Wenn es zu viel des Guten ist
Bereits in der Antike haben sich die größten Philosophen damit beschäftigt, wie man zu einem glücklicheren Leben findet. In der Glücksforschung ist man sich inzwischen einig: Glück entsteht einzig und allein von innen und kann auch nur von innen heraus beeinflusst werden. Einer ist dir gerade in dein nagelneues Auto reingefahren? Cool bleiben! Du bist erneut durch eine Prüfung gefallen? Ach, halb so schlimm. „Positive vibes only, bloß keine negativen Gedanken zulassen.“, versucht man sich notgedrungen einzureden. Doch ist dieser aufgesetzte, teilweise unangebrachte Optimismus wirklich gesund für uns? Nein. Die Gewohnheit, allem eine positive Seite zu verschreiben, hat einen Namen: Toxic Positivity.
Verdrängung der Gefühle kann ernsthaft krank machen
Wenn uns etwas Schlimmes widerfährt, emp-finden wir für gewöhnlich negative Emotionen wie Angst, Verzweiflung, Trauer oder Wut.
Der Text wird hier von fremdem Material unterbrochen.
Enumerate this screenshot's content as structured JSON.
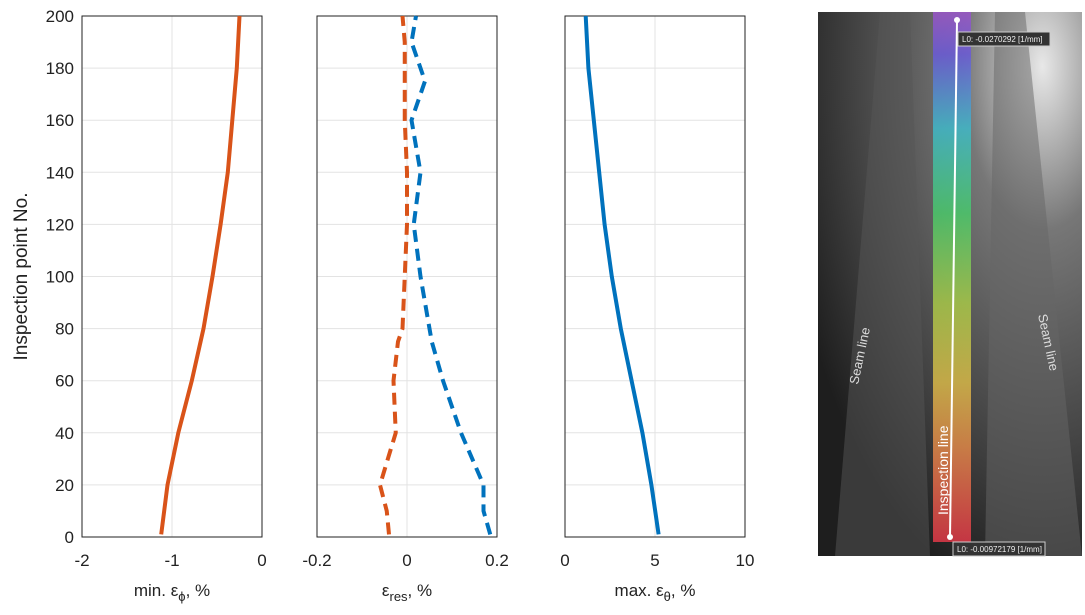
{
  "chart_data": [
    {
      "type": "line",
      "ylabel": "Inspection point No.",
      "y": [
        1,
        20,
        40,
        60,
        80,
        100,
        120,
        140,
        160,
        180,
        200
      ],
      "series": [
        {
          "color": "#d95319",
          "linestyle": "solid",
          "values": [
            -1.12,
            -1.05,
            -0.93,
            -0.78,
            -0.65,
            -0.55,
            -0.46,
            -0.38,
            -0.33,
            -0.28,
            -0.25
          ]
        }
      ],
      "xlim": [
        -2,
        0
      ],
      "xticks": [
        -2,
        -1,
        0
      ],
      "ylim": [
        0,
        200
      ],
      "yticks": [
        0,
        20,
        40,
        60,
        80,
        100,
        120,
        140,
        160,
        180,
        200
      ],
      "ytick_labels": true,
      "grid": true,
      "xlabel": {
        "text": "min. ε",
        "sub": "ϕ",
        "suffix": ", %"
      }
    },
    {
      "type": "line",
      "y": [
        1,
        10,
        20,
        40,
        60,
        75,
        80,
        100,
        120,
        140,
        160,
        175,
        190,
        200
      ],
      "series": [
        {
          "color": "#d95319",
          "linestyle": "dashed",
          "values": [
            -0.04,
            -0.045,
            -0.06,
            -0.025,
            -0.03,
            -0.02,
            -0.01,
            -0.005,
            0.0,
            0.0,
            -0.005,
            -0.005,
            -0.005,
            -0.01
          ]
        },
        {
          "color": "#0072bd",
          "linestyle": "dashed",
          "values": [
            0.185,
            0.17,
            0.17,
            0.12,
            0.08,
            0.055,
            0.05,
            0.03,
            0.015,
            0.03,
            0.01,
            0.04,
            0.01,
            0.02
          ]
        }
      ],
      "xlim": [
        -0.2,
        0.2
      ],
      "xticks": [
        -0.2,
        0,
        0.2
      ],
      "ylim": [
        0,
        200
      ],
      "yticks": [
        0,
        20,
        40,
        60,
        80,
        100,
        120,
        140,
        160,
        180,
        200
      ],
      "ytick_labels": false,
      "grid": true,
      "xlabel": {
        "text": "ε",
        "sub": "res",
        "suffix": ", %"
      }
    },
    {
      "type": "line",
      "y": [
        1,
        20,
        40,
        60,
        80,
        100,
        120,
        140,
        160,
        180,
        200
      ],
      "series": [
        {
          "color": "#0072bd",
          "linestyle": "solid",
          "values": [
            5.2,
            4.8,
            4.3,
            3.7,
            3.1,
            2.6,
            2.2,
            1.9,
            1.6,
            1.3,
            1.15
          ]
        }
      ],
      "xlim": [
        0,
        10
      ],
      "xticks": [
        0,
        5,
        10
      ],
      "ylim": [
        0,
        200
      ],
      "yticks": [
        0,
        20,
        40,
        60,
        80,
        100,
        120,
        140,
        160,
        180,
        200
      ],
      "ytick_labels": false,
      "grid": true,
      "xlabel": {
        "text": "max. ε",
        "sub": "θ",
        "suffix": ", %"
      }
    }
  ],
  "image": {
    "seam_left": "Seam line",
    "seam_right": "Seam line",
    "inspection": "Inspection line",
    "label_top": "L0: -0.0270292 [1/mm]",
    "label_bottom": "L0: -0.00972179 [1/mm]"
  }
}
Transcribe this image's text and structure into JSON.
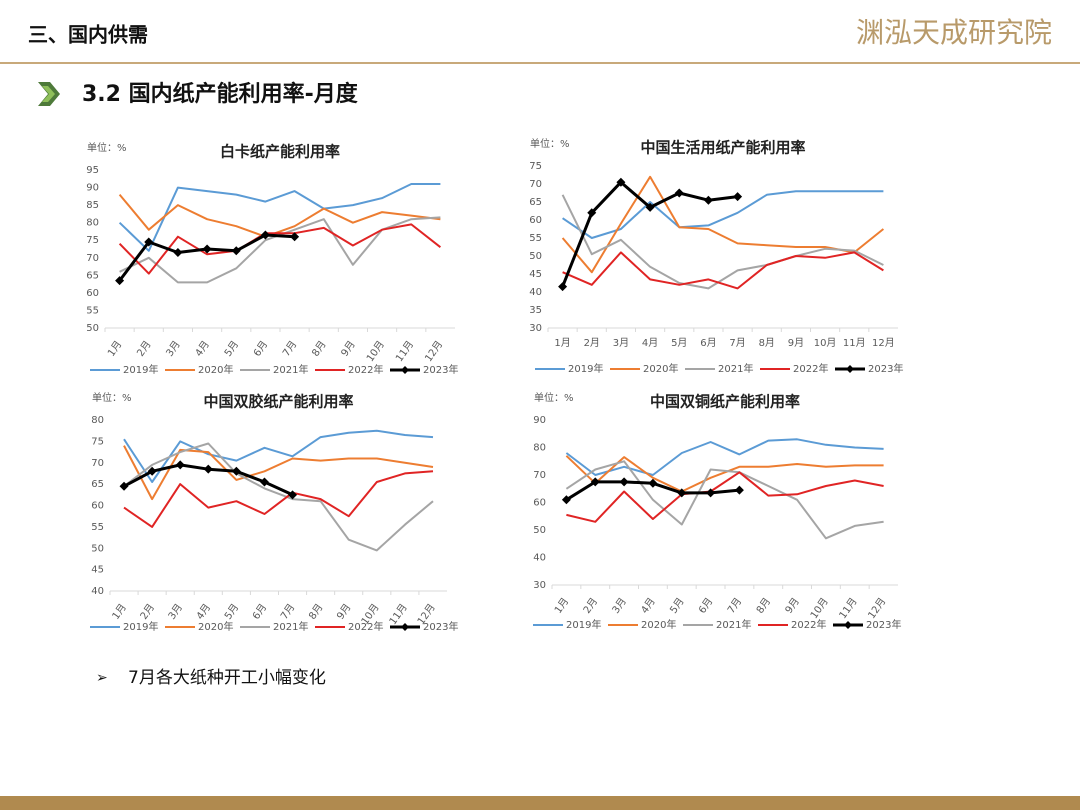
{
  "header": {
    "section": "三、国内供需",
    "logo": "渊泓天成研究院",
    "subtitle": "3.2 国内纸产能利用率-月度",
    "bullet": "7月各大纸种开工小幅变化"
  },
  "chart_data": [
    {
      "type": "line",
      "title": "白卡纸产能利用率",
      "unit": "单位：%",
      "categories": [
        "1月",
        "2月",
        "3月",
        "4月",
        "5月",
        "6月",
        "7月",
        "8月",
        "9月",
        "10月",
        "11月",
        "12月"
      ],
      "ylim": [
        50,
        95
      ],
      "yticks": [
        50,
        55,
        60,
        65,
        70,
        75,
        80,
        85,
        90,
        95
      ],
      "series": [
        {
          "name": "2019年",
          "color": "#5b9bd5",
          "values": [
            80,
            72,
            90,
            89,
            88,
            86,
            89,
            84,
            85,
            87,
            91,
            91
          ]
        },
        {
          "name": "2020年",
          "color": "#ed7d31",
          "values": [
            88,
            78,
            85,
            81,
            79,
            76,
            79,
            84,
            80,
            83,
            82,
            81
          ]
        },
        {
          "name": "2021年",
          "color": "#a5a5a5",
          "values": [
            66,
            70,
            63,
            63,
            67,
            75,
            78,
            81,
            68,
            78,
            81,
            81.5
          ]
        },
        {
          "name": "2022年",
          "color": "#e02424",
          "values": [
            74,
            65.5,
            76,
            71,
            72,
            77,
            77,
            78.5,
            73.5,
            78,
            79.5,
            73
          ]
        },
        {
          "name": "2023年",
          "color": "#000000",
          "values": [
            63.5,
            74.5,
            71.5,
            72.5,
            72,
            76.5,
            76,
            null,
            null,
            null,
            null,
            null
          ]
        }
      ]
    },
    {
      "type": "line",
      "title": "中国生活用纸产能利用率",
      "unit": "单位：%",
      "categories": [
        "1月",
        "2月",
        "3月",
        "4月",
        "5月",
        "6月",
        "7月",
        "8月",
        "9月",
        "10月",
        "11月",
        "12月"
      ],
      "ylim": [
        30,
        75
      ],
      "yticks": [
        30,
        35,
        40,
        45,
        50,
        55,
        60,
        65,
        70,
        75
      ],
      "series": [
        {
          "name": "2019年",
          "color": "#5b9bd5",
          "values": [
            60.5,
            55,
            57.5,
            65,
            58,
            58.5,
            62,
            67,
            68,
            68,
            68,
            68
          ]
        },
        {
          "name": "2020年",
          "color": "#ed7d31",
          "values": [
            55,
            45.5,
            59,
            72,
            58,
            57.5,
            53.5,
            53,
            52.5,
            52.5,
            51,
            57.5
          ]
        },
        {
          "name": "2021年",
          "color": "#a5a5a5",
          "values": [
            67,
            50.5,
            54.5,
            47,
            42.5,
            41,
            46,
            47.5,
            50,
            52,
            51.5,
            47.5
          ]
        },
        {
          "name": "2022年",
          "color": "#e02424",
          "values": [
            45.5,
            42,
            51,
            43.5,
            42,
            43.5,
            41,
            47.5,
            50,
            49.5,
            51,
            46
          ]
        },
        {
          "name": "2023年",
          "color": "#000000",
          "values": [
            41.5,
            62,
            70.5,
            63.5,
            67.5,
            65.5,
            66.5,
            null,
            null,
            null,
            null,
            null
          ]
        }
      ]
    },
    {
      "type": "line",
      "title": "中国双胶纸产能利用率",
      "unit": "单位：%",
      "categories": [
        "1月",
        "2月",
        "3月",
        "4月",
        "5月",
        "6月",
        "7月",
        "8月",
        "9月",
        "10月",
        "11月",
        "12月"
      ],
      "ylim": [
        40,
        80
      ],
      "yticks": [
        40,
        45,
        50,
        55,
        60,
        65,
        70,
        75,
        80
      ],
      "series": [
        {
          "name": "2019年",
          "color": "#5b9bd5",
          "values": [
            75.5,
            65.5,
            75,
            72,
            70.5,
            73.5,
            71.5,
            76,
            77,
            77.5,
            76.5,
            76
          ]
        },
        {
          "name": "2020年",
          "color": "#ed7d31",
          "values": [
            74,
            61.5,
            73,
            72.5,
            66,
            68,
            71,
            70.5,
            71,
            71,
            70,
            69
          ]
        },
        {
          "name": "2021年",
          "color": "#a5a5a5",
          "values": [
            64.5,
            69.5,
            72.5,
            74.5,
            67.5,
            64,
            61.5,
            61,
            52,
            49.5,
            55.5,
            61
          ]
        },
        {
          "name": "2022年",
          "color": "#e02424",
          "values": [
            59.5,
            55,
            65,
            59.5,
            61,
            58,
            63,
            61.5,
            57.5,
            65.5,
            67.5,
            68
          ]
        },
        {
          "name": "2023年",
          "color": "#000000",
          "values": [
            64.5,
            68,
            69.5,
            68.5,
            68,
            65.5,
            62.5,
            null,
            null,
            null,
            null,
            null
          ]
        }
      ]
    },
    {
      "type": "line",
      "title": "中国双铜纸产能利用率",
      "unit": "单位：%",
      "categories": [
        "1月",
        "2月",
        "3月",
        "4月",
        "5月",
        "6月",
        "7月",
        "8月",
        "9月",
        "10月",
        "11月",
        "12月"
      ],
      "ylim": [
        30,
        90
      ],
      "yticks": [
        30,
        40,
        50,
        60,
        70,
        80,
        90
      ],
      "series": [
        {
          "name": "2019年",
          "color": "#5b9bd5",
          "values": [
            78,
            70,
            73,
            70,
            78,
            82,
            77.5,
            82.5,
            83,
            81,
            80,
            79.5
          ]
        },
        {
          "name": "2020年",
          "color": "#ed7d31",
          "values": [
            77,
            67,
            76.5,
            69,
            64,
            69,
            73,
            73,
            74,
            73,
            73.5,
            73.5
          ]
        },
        {
          "name": "2021年",
          "color": "#a5a5a5",
          "values": [
            65,
            72,
            75,
            61,
            52,
            72,
            71,
            66,
            61,
            47,
            51.5,
            53
          ]
        },
        {
          "name": "2022年",
          "color": "#e02424",
          "values": [
            55.5,
            53,
            64,
            54,
            63,
            64,
            71,
            62.5,
            63,
            66,
            68,
            66
          ]
        },
        {
          "name": "2023年",
          "color": "#000000",
          "values": [
            61,
            67.5,
            67.5,
            67,
            63.5,
            63.5,
            64.5,
            null,
            null,
            null,
            null,
            null
          ]
        }
      ]
    }
  ]
}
Bei Trauer verspüren wir oft das Bedürfnis, weinen zu müssen. Das Weinen löst zwar fürs Erste nicht das Problem, aber im Anschluss fühlen wir uns befreiter, ruhiger und sind wieder in der Lage, einen klaren Gedanken zu fassen. Und genau das ist der entscheidende Punkt: Wir verleihen unserer Gemütslage Ausdruck und lassen sowohl eine emotionale als auch körperliche Reaktion zu.
So kann erneut ein seelisches Gleichgewicht hergestellt werden, und der Stress wird im wahrsten Sinne des Wortes ausgespült. Verdrängen wir jedoch diese Gefühle und blockieren sie über einen zu langen Zeitraum, häuft sich der emotionale Ballast an. Die aufgestauten negativen Gefühle werden langfristig verstärkt und äußern sich im schlimmsten Fall durch psychische Krankheiten oder psychosomatische Symptome.
Die Rede ist natürlich nicht davon, bei jeder sich bietenden Gelegenheit seine innersten Gefühle zu offenbaren. Man sollte allerdings ehrlich mit sich selbst sein und mit Vertrauten über ernsthafte Probleme und belastende Situationen sprechen können, ohne diese herunterzuspielen.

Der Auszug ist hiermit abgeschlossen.